Kyuhyun sedikit berjengit ketika mendengar derit pintu yang terbuka. Ia terpaku sejenak mengamati ruangan yang penuh dengan berbagai cairan yang tak ia kenal. Yang ia ketahui hanyalah terdapat darah dalam ruangan tempatnya berada. Namun, Ia mengabaikan rasa panas yag membakar kerongkongannya kala ia mencium aroma darah yang menguar memenuhi ruangan. Tujuan utamanya kali ini adalah untuk mengambil serum yang akan membuatnya layaknya manusia biasa.

Dengan cekatan ia segera mencari serum incarannya diantara ratusan botol-botol kaca yang tersusun rapi di sebuah lemari besar. Satu persatu botol ia perhatikan setiap labelnya, namun apa yang ia cari tak kunjung ia temukan.

Sementara Luhan yang tengah menjaga pintu sesekali melongok kedalam ruangan. Memastikan apakah Kyuhyun sudah menemukan yang ia cari. Karena tidak sabar, akhirnya ia ikut masuk kedalam ruangan penyimpanan dengan sebelumnya memastikan keadaan yang kondusif.

“Kau belum menemukannya juga?”

“Terlalu banyak cairan aneh disini.” Sahut Kyuhyun masih dengan kesibukannya yang tengah meneliti dan membaca tulisan kanji yang tertera ditiap botol.

“Apa Yoochun-sama menyembunyikannya ditempat lain?” Luhan mencoba menebak-nebak.

“Tidak mungkin.” Kyuhyun nyaris saja menutup kembali pintu lemari yang ia pegang ketika matanya menangkap sebuah kotak kecil di sudut lemari kaca itu.

Dengan perlahan ia mengambil kotak persegi usang tersebut dan meletakannya di meja. Luhan yang penasaran pun mendekati Kyuhyun. Mereka saling berpandangan mencoba meyakinkan. Perlahan, Kyuhyun membuka kotak usang tersebut. Terdapat sebuah botol berukuran sedang berisi cairan berwrana merah.

Kessei Taiyo’

“Apa yang kalian lakukan?”

*

“Changmin oppa.”

Langkah Changmin terhenti di ujung koridor ruang Seni ketika mereka mendengar sebuah suara lembut memanggil namanya. Si pemilik suara yang tidak lain adalah seorang yeoja itu kini berlari kecil menghampiri Changmin dan berdiri dihadapan lelaki tinggi tersebut.

“Ada apa Yeon Hee-ssi?” Tanya Changmin berusaha seramah mungkin meskipun pada akhirnya nada datar tanpa intonasi yang terdengar dari ucapannya itu.

Sementara sang gadis bernama Yeon Hee itu menundukkan kepalanya gugup. Terlebih mendengar nada bicara Changmin yang jauh dari kesan bersahabat.

“Ng, apa Oppa sekarang senggang?” Yeon Hee memberanikan diri bertanya meskipun kini suaranya terdengar seperti sebuah cicitan.

Berhadapan langsung dengan seorang The Great Prince Shim Changmin, sang idola kampus membuatnya gugup setengah mati. Padahal bukan kali ini saja ia mengobrol dengan namja tampan dan jenius tersebut. Namun tetap saja sikap gugupnya tak pernah hilang.

“Ada apa?” Kembali ucapan tanpa intonasi itu terdengar.

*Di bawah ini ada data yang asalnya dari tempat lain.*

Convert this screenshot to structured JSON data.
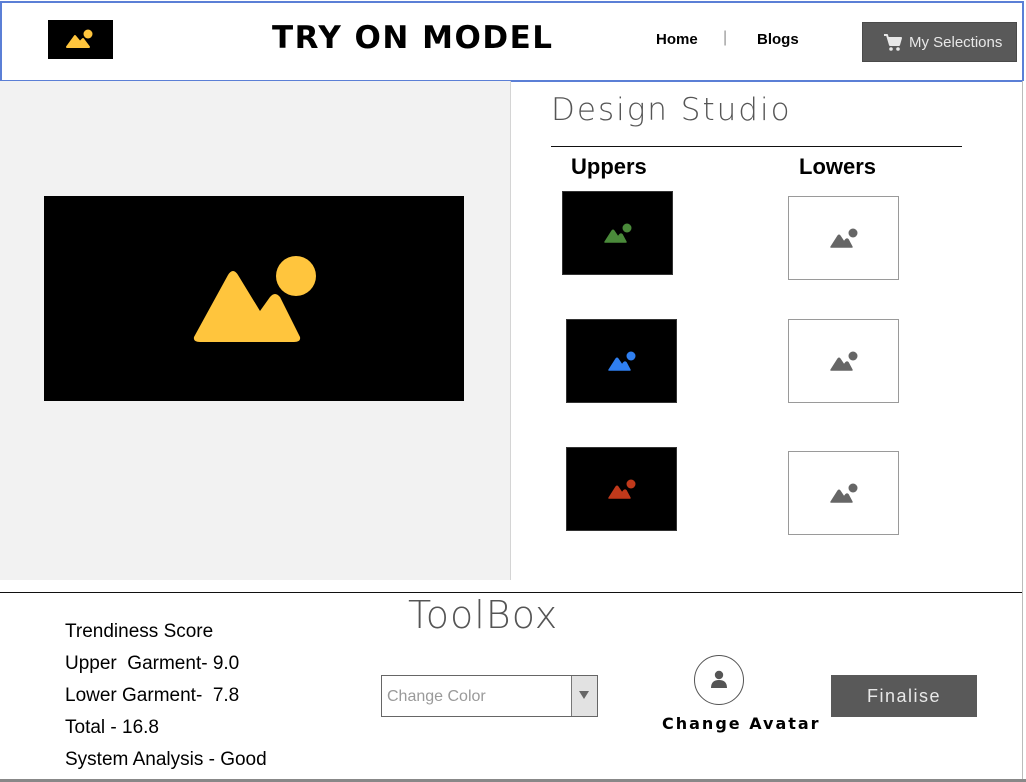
{
  "header": {
    "logo_icon": "image-icon",
    "title": "TRY ON MODEL",
    "nav": {
      "home": "Home",
      "separator": "|",
      "blogs": "Blogs"
    },
    "selections_button": {
      "label": "My Selections",
      "icon": "cart-icon"
    }
  },
  "preview": {
    "icon": "image-icon",
    "icon_color": "#ffc53d"
  },
  "studio": {
    "title": "Design Studio",
    "uppers_heading": "Uppers",
    "lowers_heading": "Lowers",
    "uppers": [
      {
        "icon": "image-icon",
        "icon_color": "#4a8a3a",
        "background": "#000000"
      },
      {
        "icon": "image-icon",
        "icon_color": "#2f7ff0",
        "background": "#000000"
      },
      {
        "icon": "image-icon",
        "icon_color": "#c0391b",
        "background": "#000000"
      }
    ],
    "lowers": [
      {
        "icon": "image-icon",
        "icon_color": "#666666",
        "background": "#ffffff"
      },
      {
        "icon": "image-icon",
        "icon_color": "#666666",
        "background": "#ffffff"
      },
      {
        "icon": "image-icon",
        "icon_color": "#666666",
        "background": "#ffffff"
      }
    ]
  },
  "toolbox": {
    "title": "ToolBox",
    "scores": {
      "title": "Trendiness Score",
      "upper": "Upper  Garment- 9.0",
      "lower": "Lower Garment-  7.8",
      "total": "Total - 16.8",
      "analysis": "System Analysis - Good"
    },
    "color_select": {
      "placeholder": "Change Color"
    },
    "avatar": {
      "label": "Change Avatar",
      "icon": "user-icon"
    },
    "finalise_label": "Finalise"
  },
  "colors": {
    "header_border": "#5b7fd6",
    "button_bg": "#595959",
    "panel_bg": "#f2f2f2"
  }
}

Yeon hee sendiri berusaha mengumpulkan keberaniannya untuk tetap berdiri di hadapan Changmin. “Mmm…maukah Oppa pergi bersamaku?”

Changmin menaikkan sebelah alisnya bingung, “Maksudmu berkencan?” tembaknya langsung tanpa tedeng aling.

“Eh?” Yeon Hee refleks mendongak. Dan seketika wajahnya memerah langsung mendapati manik bulat milik lelaki yang ia sukai itu menatap lekat kearahnya.

Oh, bukan rahasia umum lagi jika dia, yang termasuk dalam jajaran yeoja tercantik di Shinki Academy, menyukai Shim Changmin. Lagi pula siapa yang tidak akan menyukai pria tersebut?

Seorang mahasiswa Seni yang terkenal dengan wajah tampannya. Terlebih dengan otaknya yang memiliki klasifikasi IQ superior. Terkecuali sifat dinginnya yang cenderung acuh itu yang anehnya justru membuatnya tampak keren bagi orang lain.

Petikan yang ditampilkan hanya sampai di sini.